I'm trying to write a schema for some XML documents using RELAX-NG, and when I use it with jing, I get an error message I don't understand:
C:\tmp\xml>java -jar jing.jar -c list-test2.rnc list-test.xml
C:\tmp\xml\list-test2.rnc:6:10: error: repeat of "string" or "data" element
Can anyone explain why and help me with a workaround?

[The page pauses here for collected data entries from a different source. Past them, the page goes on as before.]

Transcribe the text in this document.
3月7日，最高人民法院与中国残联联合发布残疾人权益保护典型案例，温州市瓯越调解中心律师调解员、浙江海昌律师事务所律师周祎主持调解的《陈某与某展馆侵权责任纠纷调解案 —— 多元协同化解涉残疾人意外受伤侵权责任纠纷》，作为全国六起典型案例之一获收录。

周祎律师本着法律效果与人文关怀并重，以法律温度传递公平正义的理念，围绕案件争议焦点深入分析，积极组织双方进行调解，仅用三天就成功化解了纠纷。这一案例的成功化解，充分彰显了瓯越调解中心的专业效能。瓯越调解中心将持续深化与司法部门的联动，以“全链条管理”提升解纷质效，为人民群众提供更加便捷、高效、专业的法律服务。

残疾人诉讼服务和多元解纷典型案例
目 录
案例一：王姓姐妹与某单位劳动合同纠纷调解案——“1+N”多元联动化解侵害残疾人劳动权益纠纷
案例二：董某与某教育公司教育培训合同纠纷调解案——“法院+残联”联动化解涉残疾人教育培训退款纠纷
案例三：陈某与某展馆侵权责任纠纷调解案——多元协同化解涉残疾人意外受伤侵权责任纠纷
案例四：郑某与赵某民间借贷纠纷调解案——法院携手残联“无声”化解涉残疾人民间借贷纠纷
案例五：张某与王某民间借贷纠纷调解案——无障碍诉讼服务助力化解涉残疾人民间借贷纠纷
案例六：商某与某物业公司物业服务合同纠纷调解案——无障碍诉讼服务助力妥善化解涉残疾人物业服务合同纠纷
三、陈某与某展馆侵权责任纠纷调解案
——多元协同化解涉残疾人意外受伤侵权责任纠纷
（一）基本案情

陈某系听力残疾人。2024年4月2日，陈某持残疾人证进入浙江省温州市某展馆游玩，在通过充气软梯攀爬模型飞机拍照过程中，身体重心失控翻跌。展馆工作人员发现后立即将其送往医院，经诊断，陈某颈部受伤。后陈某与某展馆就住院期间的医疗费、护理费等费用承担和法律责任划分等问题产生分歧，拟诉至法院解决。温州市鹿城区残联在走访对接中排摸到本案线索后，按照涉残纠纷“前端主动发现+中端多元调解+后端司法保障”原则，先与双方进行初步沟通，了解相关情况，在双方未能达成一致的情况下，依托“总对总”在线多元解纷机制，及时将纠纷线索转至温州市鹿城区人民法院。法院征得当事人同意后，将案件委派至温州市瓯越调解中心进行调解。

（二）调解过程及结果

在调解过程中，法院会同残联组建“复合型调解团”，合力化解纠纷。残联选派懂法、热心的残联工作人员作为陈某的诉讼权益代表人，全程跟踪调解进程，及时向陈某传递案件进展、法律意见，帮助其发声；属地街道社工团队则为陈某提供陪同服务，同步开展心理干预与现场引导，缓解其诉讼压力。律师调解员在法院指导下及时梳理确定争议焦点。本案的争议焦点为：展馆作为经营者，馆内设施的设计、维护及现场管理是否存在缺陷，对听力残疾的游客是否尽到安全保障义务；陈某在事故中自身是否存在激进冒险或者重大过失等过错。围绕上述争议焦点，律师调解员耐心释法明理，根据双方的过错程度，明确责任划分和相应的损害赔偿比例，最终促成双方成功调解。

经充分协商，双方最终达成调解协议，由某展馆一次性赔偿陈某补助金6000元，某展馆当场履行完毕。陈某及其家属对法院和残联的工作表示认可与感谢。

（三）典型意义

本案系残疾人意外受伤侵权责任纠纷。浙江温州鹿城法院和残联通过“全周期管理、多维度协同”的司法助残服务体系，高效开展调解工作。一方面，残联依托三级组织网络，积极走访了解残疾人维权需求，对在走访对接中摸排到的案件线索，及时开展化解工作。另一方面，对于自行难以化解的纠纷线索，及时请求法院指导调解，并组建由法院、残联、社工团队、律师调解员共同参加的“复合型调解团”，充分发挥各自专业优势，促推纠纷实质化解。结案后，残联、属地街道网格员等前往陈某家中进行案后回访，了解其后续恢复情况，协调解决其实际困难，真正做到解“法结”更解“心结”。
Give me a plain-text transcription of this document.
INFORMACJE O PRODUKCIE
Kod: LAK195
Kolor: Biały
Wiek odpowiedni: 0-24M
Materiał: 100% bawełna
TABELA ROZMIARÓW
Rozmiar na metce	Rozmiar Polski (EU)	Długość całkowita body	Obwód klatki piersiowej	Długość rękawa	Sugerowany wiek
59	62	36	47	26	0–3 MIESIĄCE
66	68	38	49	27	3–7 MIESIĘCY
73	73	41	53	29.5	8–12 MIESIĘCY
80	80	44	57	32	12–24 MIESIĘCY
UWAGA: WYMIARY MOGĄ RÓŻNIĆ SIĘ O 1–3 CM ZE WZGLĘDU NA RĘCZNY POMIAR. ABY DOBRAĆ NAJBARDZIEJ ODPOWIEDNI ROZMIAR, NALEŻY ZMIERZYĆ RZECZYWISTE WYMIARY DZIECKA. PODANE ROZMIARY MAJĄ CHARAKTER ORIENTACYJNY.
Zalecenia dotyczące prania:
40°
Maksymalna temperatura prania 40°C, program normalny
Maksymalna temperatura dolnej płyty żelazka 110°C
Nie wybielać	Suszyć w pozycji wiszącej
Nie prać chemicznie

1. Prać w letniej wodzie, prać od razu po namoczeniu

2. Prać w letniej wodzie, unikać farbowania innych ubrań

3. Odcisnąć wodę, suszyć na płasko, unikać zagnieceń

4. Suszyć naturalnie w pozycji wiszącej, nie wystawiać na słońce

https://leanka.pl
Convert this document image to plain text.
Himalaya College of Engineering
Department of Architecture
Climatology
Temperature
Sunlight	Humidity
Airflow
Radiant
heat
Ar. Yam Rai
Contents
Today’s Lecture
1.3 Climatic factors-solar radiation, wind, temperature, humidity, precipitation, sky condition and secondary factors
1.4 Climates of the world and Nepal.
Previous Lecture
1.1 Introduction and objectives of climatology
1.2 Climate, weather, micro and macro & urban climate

Here is a sample document (contrived for simplicity):
list-test.xml:
<?xml version="1.0" encoding="UTF-8"?>
<list-test>
<list name="list1">
foo.bar.baz
quux
be.bop.a.loo.bop
<hole name="somename" />
tutti.frutti
abc678.foobar
</list>
<list name="list2">
test1
test2
test3
<hole name="hole1" />
<hole name="hole2" />
test4
<hole name="hole3" />
</list>
</list-test>
Here is a schema that works OK:
list-test.rnc:
grammar {
start = element list-test { list-test-content }
list-test-content =
(element list { list-content })*
list-content =
attribute name { text },
(text | hole-element)*
hole-element =
element hole { hole-content }
hole-content =
attribute name { text }
}
but when I try to replace the generic text
nodes with specific text patterns, I get the error.
list-test2.rnc:
grammar {
start = element list-test { list-test-content }
list-test-content =
(element list { list-content })*
list-content =
attribute name { identifier },
(qualified-identifier | hole-element)*
hole-element =
element hole { hole-content }
hole-content =
attribute name { identifier }
identifier =
xsd:token { pattern="[A-Za-z_][A-Za-z_0-9]*" }
qualified-identifier =
xsd:token { pattern="[A-Za-z_][A-Za-z_0-9]*(\.[A-Za-z_][A-Za-z_0-9]*)*" }
}
You've bumped up against one of RELAX NG's basic limitations: an element's content can be complex (with text patterns, element patterns, sequence patterns, interleave patterns, and quantifier patterns) or simple (with data patterns, value patterns, and list patterns), but not both at the same time. (Of course, it's possible to have a choice between complex and simple content.)
You really can't do better than to use text here, and maybe write a Schematron rule or two.